Opening photo of co-author Owe’s colourful toenails – a different colour for each of the 10 Delta conferences!
Photo available here
Paper available here
Traditionally, engineers demand from mathematics fluent use of techniques.
With technology, is this as important as conceptual insight?
Procedural (mechanical) knowledge in mathematics, e.g. ‘For this function, what is the equation of the tangent line at this point?’
Conceptual knowledge link relationships between verbal, visual, symbolic representations. E.g. Match graph of derivative to a written description.
SA – Sweden project.
Quantitative analysis: Junior students in 3rd semester; senior students in 7th semester.

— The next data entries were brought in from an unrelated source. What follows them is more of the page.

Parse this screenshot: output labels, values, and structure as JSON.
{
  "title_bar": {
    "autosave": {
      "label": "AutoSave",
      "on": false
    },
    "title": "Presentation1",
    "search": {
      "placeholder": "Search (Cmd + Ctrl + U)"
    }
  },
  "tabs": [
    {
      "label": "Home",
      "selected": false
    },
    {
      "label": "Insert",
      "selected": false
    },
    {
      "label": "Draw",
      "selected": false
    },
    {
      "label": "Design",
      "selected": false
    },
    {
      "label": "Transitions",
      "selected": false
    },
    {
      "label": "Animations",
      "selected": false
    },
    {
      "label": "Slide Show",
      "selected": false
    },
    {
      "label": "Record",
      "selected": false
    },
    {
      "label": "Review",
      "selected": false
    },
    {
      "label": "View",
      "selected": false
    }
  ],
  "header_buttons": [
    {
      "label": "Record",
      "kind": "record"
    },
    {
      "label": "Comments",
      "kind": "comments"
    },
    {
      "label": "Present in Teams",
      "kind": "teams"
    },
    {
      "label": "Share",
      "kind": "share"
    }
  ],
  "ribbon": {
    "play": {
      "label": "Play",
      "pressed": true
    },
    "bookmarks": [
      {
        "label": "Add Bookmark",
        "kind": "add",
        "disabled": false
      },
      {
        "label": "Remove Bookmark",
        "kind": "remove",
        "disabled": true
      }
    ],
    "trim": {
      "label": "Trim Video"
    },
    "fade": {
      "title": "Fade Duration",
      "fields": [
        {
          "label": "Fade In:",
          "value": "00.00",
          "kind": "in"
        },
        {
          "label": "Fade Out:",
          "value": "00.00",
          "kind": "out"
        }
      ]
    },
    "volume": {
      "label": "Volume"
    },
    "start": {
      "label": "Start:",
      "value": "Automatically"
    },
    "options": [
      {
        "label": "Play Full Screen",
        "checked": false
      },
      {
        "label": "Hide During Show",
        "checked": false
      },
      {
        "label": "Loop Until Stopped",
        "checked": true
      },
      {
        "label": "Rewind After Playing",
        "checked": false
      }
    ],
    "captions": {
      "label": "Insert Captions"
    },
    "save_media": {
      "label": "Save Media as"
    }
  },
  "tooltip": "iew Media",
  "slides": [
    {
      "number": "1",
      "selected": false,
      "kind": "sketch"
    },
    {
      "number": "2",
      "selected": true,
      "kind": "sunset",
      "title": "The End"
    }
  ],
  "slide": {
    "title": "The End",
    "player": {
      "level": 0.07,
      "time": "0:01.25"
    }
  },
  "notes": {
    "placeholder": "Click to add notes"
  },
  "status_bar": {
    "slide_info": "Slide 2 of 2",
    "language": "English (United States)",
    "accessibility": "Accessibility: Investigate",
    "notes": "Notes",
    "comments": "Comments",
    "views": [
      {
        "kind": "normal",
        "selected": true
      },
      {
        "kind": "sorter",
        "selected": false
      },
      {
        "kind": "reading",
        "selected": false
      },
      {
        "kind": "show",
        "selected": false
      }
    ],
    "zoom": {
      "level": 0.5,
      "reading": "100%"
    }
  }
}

Qualitative analysis: interviews with Swedish and SA engineers.
Swedish engineer
- Procedural maths needed as a basis for mathematics (concerns that he understood procedural knowledge as basic maths background for applications, equivalent to learning the language of maths).
- Conceptual understanding = engineering judgement, broader than maths.
- New engineers should be able to be independent, deal with a whole problem, be self-confident.
SA engineer
- Has used very little of school maths
- Doesn’t value procedural fluency
- His university courses were very procedural
- Values conceptual knowledge
- Test of materials: plot results, extrapolate. He sees fitting the graph as conceptual work.
- Procedural work seen as technician’s work, not engineer’s.
- Distinguishes between brilliant (can do procedural) and bright guys (understand conceptual). He prefers the bright guys.